Granted, I'm no longer a 19 year old young man with more ideas about life than experience. Granted I have a better understanding about the causes and effects of this particular mental illness. It still a struggle, though, trying to work my way through emotions brought on by the brain chemistry and those brought on by situation.

Twenty years, or more, have gone by since I first began to ask those questions. Intellectually I know I am closer to being whole than I feel a large part of the time. I have learned to trust that the sadness I feel is not real, if only to keep it from taking me further down. Still, the struggle remains.

Depression is hard to explain to those who don't know, don't understand. Picking yourself up by your bootstraps can take you far while dealing with a depressive cycle. Sometimes, however, the straps break. Sometimes the cognitive practices you learn to get you through the cycle don't do the job. Sometimes you are simply at the mercy of overwhelming emotions.

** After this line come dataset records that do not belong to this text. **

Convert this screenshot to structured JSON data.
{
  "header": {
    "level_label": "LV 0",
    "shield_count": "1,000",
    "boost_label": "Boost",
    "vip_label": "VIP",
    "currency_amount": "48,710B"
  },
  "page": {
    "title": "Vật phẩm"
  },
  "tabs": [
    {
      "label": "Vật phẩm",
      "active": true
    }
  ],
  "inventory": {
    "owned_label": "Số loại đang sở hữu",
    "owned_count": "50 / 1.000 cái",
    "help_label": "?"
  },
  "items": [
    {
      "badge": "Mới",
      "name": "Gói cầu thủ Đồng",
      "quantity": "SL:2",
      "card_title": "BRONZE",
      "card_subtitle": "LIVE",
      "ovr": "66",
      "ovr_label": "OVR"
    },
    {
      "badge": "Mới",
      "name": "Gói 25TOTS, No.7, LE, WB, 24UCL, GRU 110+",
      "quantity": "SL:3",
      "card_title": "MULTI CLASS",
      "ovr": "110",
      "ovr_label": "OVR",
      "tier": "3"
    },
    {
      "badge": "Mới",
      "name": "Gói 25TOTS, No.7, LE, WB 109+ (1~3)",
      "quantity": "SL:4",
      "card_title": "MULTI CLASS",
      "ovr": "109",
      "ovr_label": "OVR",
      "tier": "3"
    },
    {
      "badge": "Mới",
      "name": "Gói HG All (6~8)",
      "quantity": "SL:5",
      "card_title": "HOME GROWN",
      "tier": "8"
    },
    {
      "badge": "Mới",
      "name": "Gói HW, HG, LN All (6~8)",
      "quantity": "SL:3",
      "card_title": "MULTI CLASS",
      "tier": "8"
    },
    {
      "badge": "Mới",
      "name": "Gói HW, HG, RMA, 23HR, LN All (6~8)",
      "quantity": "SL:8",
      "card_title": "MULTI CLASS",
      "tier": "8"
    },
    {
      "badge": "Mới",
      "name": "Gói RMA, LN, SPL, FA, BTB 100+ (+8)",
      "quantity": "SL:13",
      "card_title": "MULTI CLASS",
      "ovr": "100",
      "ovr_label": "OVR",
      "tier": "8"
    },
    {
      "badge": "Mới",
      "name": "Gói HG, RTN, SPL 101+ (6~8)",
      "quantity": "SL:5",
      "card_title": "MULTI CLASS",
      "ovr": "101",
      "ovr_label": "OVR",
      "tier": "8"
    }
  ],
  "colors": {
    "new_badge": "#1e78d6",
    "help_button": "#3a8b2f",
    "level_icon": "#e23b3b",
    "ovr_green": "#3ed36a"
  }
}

I have nearly always experienced depression as an intense and singular sadness. Others describe angst, low energy, anger. For me, I always feel like I've just spent the last hour having a good cry...except that I haven't. And realizing now that my 19 year old self had already identified that actually gives me some hope. It's easy to feel, when I'm depressed, that nothing happened before the cycle and I can't imagine a future after the cycle is played out. Knowing that a young man was already figuring these things out 20 years ago actually gives me some encouragement to stay in the fight.

As for my friend, I'm sure we made up after that incident. We did have a spectacular fall out in college, though I seem to be the only one that remembers it. And, having taken pains to make amends, am enjoying a renewed friendship with her.

I just wonder what her answer would be, now, to the question I wanted to pose 20 years ago.